Monday, Mar. 31, 1930

"Names make news." Last week the following names made the following news:

The 100-year-old farmhouse of Mellie Dunham, Henry Ford's favorite fiddler, at Norway, Me., burned down. Stoically said Mellie: "Still got Gram [his wife], and still got the fiddles."

On the occasion of his portrait by Charles Hopkinson being presented to Harvard Law School, Justice Oliver Wendell Holmes of the U. S. Supreme Court (Harvard, 1861) wrote: ". . . my emotions, were I to be present at the presentation of the portrait, would be embarrassing, but fortunately for my composure I cannot leave Washington. I feel very deeply the great honor you do me . . . which seems to make the culmination of my life and to leave me to say, 'and now lettest thou thy servant depart in peace.' "

Col. Charles Augustus Lindbergh,

visiting in Carmel Valley, Calif., taught socialites how to fly a glider. Among his pupils: J. Cheever Cowdin, poloist. Also seen fiddling with a glider's controls (but not gliding): Arthur Brisbane, Hearst editor.

Edward of Wales, suntanned, pipe-smoking, clad in rush-stained tropic gear, stood his ground, cranked his cinecamera while his comrades shot down a charging bull elephant 20 yards away.

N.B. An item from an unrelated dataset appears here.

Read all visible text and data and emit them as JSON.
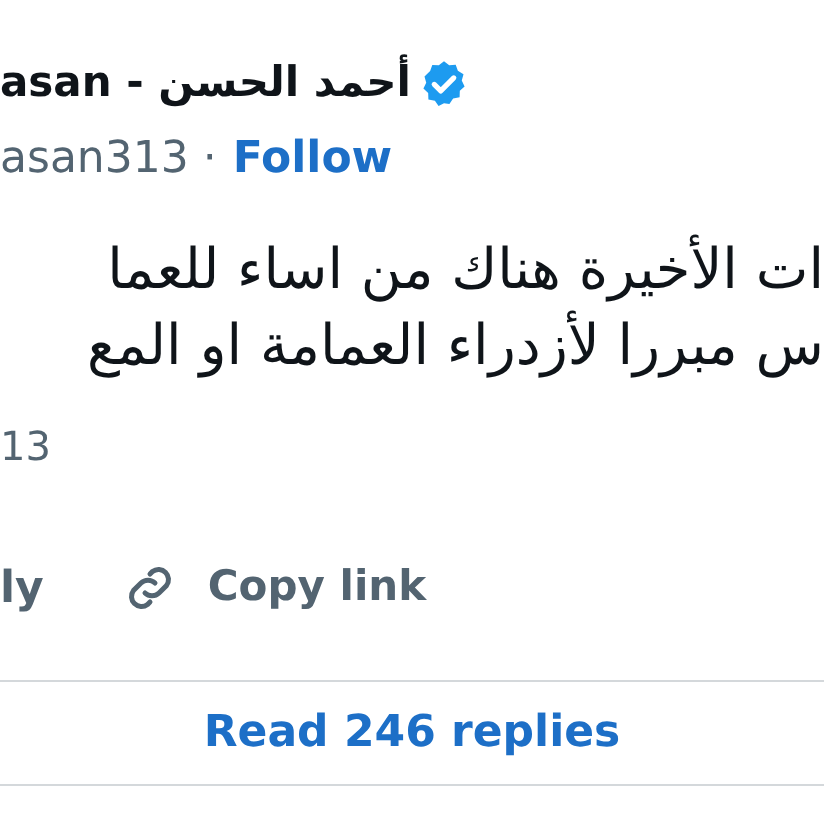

Dr. Frederick Albert Cook, onetime polar explorer, onetime oil stock crook, recently released from Leavenworth Penitentiary (TIME, March 17), was given a job as physical director of the Boys' Brotherhood Republic's summer camp at Burlington, Wis. He told a meeting of the Boys in Chicago that anyone who went to the North Pole could find a metal tube he buried there in 1908.